Cooperative HACCP Based Approach Called For
McAlpine is also concerned with what he considers a harsh regulatory response to listeria positive test results on food contact surfaces.
“A punitive approach is not going to encourage best practice and will tend to cause

operators to want to hide what is out there and that's not what we want. There is a proposed requirement to use only accredited labs and conventional test methods as opposed to rapid test methods. That's very onerous, costly in terms of time and dollars and not consistent with U.S. practice.”

He believes the policy should reaffirm the principles of HACCP and encourage

strengthened science based strategies that define outcomes but that are flexible in the

methods for achieving them.

Harmonization of Federal and Provincial Standards Called For
McAlpine notes Maple Leaf also wants to see a harmonization of federal and provincial meat standards.
“We just don't believe we can tolerate in Canada a two tier system.

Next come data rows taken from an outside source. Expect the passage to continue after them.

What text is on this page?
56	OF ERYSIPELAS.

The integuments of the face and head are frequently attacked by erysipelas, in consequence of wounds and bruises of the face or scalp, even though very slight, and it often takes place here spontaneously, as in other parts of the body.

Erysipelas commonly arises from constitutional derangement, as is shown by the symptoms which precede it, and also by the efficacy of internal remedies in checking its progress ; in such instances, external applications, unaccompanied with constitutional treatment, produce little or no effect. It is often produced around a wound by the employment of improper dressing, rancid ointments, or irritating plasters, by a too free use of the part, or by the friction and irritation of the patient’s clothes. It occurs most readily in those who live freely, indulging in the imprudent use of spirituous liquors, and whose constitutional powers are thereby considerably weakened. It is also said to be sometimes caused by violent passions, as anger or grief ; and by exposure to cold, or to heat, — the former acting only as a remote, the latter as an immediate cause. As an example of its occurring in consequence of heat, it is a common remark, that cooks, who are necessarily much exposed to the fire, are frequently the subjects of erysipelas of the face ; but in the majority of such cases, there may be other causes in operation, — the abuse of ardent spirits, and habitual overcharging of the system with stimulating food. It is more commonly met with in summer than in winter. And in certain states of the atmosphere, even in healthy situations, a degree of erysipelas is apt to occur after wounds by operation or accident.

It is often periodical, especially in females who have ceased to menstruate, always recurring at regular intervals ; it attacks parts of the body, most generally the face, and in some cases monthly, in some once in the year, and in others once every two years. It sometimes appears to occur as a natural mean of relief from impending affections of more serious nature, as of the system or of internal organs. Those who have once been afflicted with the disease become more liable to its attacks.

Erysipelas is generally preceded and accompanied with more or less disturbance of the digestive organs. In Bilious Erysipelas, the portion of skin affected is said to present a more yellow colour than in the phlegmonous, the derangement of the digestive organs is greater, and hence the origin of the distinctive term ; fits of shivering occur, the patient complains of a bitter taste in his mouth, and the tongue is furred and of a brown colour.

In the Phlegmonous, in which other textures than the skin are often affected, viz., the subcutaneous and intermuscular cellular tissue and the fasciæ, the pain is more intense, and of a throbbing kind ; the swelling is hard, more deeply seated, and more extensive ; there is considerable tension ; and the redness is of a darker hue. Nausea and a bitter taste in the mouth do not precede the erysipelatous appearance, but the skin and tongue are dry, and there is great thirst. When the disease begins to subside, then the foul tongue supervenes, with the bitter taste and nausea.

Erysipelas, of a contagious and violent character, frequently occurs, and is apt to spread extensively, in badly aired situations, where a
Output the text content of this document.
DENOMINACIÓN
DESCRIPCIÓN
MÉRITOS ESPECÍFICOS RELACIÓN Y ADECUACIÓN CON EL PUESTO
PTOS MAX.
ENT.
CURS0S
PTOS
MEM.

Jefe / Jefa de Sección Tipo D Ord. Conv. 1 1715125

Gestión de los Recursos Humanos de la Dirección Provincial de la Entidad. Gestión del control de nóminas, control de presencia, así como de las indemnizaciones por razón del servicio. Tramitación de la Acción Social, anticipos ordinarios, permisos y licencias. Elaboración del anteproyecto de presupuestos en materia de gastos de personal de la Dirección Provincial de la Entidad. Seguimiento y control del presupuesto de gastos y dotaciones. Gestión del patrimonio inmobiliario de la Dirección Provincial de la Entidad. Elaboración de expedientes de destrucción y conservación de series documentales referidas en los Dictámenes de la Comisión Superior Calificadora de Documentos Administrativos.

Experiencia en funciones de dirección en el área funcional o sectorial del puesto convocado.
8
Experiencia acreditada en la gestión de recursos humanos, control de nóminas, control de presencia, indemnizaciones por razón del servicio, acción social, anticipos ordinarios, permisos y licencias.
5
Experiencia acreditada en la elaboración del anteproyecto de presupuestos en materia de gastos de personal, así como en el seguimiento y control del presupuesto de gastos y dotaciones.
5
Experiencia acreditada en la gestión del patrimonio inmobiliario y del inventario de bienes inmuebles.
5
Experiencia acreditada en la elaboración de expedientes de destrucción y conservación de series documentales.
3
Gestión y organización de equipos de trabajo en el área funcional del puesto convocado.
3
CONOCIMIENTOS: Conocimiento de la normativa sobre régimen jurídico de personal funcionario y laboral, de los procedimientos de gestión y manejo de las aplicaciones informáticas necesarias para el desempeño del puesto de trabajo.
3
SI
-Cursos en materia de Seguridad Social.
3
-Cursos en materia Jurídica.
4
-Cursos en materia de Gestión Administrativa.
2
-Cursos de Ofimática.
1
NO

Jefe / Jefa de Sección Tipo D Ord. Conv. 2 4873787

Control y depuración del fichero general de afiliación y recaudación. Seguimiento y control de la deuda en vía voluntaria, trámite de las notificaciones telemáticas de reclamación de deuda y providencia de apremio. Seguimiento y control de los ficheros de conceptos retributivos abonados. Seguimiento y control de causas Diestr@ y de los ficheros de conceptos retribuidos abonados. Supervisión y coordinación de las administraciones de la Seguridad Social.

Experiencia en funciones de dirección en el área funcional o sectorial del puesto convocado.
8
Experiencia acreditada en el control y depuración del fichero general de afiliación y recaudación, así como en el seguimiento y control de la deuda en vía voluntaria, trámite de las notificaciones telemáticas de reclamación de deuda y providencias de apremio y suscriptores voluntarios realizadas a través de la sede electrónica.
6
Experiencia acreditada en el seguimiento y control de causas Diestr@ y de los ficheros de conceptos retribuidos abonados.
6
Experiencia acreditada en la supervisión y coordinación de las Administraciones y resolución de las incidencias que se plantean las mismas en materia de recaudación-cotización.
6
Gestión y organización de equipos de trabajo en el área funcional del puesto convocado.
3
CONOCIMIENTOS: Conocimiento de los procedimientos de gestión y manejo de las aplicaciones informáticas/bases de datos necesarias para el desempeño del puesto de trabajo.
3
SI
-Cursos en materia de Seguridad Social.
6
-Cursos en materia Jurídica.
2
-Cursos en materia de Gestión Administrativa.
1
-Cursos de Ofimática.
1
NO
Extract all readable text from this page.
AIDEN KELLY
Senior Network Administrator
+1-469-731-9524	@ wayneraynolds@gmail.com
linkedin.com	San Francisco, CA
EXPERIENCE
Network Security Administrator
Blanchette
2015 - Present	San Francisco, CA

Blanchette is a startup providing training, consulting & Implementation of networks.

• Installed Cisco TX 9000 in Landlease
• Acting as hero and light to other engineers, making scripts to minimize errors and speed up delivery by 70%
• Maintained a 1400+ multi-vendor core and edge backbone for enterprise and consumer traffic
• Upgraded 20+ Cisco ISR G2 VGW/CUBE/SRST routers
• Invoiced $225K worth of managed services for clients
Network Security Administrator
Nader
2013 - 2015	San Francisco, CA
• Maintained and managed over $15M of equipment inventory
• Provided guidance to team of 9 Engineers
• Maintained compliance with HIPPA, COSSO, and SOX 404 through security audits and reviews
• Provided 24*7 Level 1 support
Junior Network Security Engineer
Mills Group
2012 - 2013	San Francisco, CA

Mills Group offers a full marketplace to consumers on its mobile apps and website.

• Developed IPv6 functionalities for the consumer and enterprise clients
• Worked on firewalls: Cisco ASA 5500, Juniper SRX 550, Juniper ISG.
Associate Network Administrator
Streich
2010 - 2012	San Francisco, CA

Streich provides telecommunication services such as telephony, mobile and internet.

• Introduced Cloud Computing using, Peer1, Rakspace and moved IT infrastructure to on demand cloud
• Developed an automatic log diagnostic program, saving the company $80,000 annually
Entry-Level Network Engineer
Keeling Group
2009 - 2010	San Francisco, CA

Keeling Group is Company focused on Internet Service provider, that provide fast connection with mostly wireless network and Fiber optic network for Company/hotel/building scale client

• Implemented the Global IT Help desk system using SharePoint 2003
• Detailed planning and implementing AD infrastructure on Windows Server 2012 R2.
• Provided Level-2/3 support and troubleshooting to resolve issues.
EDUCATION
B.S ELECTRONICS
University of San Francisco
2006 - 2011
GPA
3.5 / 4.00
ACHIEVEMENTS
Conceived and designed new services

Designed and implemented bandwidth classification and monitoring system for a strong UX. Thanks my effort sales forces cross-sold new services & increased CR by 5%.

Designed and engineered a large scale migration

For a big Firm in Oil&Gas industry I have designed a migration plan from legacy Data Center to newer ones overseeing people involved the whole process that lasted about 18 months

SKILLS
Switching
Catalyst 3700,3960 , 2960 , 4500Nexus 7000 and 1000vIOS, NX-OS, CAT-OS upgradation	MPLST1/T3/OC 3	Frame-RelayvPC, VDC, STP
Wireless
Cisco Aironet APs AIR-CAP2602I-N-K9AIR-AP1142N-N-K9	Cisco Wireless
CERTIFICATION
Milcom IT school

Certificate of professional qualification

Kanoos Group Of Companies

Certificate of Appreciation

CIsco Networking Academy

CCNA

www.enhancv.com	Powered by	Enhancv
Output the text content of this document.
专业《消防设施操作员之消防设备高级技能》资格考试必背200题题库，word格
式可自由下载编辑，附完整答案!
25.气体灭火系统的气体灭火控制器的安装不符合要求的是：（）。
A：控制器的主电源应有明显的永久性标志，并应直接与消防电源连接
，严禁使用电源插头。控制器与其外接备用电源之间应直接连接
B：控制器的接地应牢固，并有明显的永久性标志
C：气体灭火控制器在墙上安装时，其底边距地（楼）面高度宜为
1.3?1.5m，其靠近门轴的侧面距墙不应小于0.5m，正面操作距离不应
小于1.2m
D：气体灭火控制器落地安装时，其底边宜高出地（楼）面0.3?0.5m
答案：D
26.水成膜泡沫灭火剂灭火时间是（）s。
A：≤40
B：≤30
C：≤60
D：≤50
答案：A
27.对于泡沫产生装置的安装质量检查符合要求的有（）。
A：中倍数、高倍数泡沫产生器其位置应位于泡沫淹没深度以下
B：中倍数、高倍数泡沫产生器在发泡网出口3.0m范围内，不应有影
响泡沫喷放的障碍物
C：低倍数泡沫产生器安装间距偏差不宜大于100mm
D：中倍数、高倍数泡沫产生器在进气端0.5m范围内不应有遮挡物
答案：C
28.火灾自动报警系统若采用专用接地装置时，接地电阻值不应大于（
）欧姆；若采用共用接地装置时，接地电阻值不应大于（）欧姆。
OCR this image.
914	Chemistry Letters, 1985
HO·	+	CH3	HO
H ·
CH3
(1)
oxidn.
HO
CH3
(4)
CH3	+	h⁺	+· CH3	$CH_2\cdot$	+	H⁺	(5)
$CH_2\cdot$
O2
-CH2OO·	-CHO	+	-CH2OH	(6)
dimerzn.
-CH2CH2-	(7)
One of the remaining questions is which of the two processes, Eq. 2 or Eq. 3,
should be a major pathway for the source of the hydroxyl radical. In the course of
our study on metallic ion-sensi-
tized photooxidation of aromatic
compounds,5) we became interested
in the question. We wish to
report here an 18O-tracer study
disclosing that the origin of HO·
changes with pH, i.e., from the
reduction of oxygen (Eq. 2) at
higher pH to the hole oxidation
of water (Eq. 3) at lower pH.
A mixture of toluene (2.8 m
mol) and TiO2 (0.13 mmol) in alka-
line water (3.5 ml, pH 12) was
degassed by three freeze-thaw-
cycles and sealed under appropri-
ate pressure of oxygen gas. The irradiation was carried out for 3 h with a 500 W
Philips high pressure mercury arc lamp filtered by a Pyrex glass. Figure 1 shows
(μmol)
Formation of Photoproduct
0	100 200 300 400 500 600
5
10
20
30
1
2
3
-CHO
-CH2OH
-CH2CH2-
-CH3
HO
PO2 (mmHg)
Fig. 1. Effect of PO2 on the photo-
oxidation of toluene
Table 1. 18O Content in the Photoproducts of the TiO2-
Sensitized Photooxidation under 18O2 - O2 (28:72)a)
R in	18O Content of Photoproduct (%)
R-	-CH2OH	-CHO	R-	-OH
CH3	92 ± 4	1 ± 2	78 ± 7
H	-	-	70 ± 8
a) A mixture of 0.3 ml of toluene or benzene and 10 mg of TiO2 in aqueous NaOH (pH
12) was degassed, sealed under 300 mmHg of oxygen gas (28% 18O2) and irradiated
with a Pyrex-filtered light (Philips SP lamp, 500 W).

We know that's not popular with our colleagues that are provincially licensed in this industry but we don't think consumers are prepared to accept a situation like this much longer let alone our trade partners.”

It's all about Consumer Confidence
“It's all about, as a food company, trying to restore confidence,” McAlpine concludes.
“At the end of the day it's about whether the consumer comes back one by one to the product. You have to continually demonstrate that you're on this path and that you’re going to reassure that consumer and satisfy them that, if they make the purchase, it's going to be safe.”
He notes, the whole sliced meats category has suffered, not just Maple Leaf. Consumer confidence was shaken in many competitors products as well.

McAlpine acknowledges, “The speed and extent of our recovery will be strengthened, we believe, by our actions but only time will tell and only the decision of each individual consumer will bare that out.”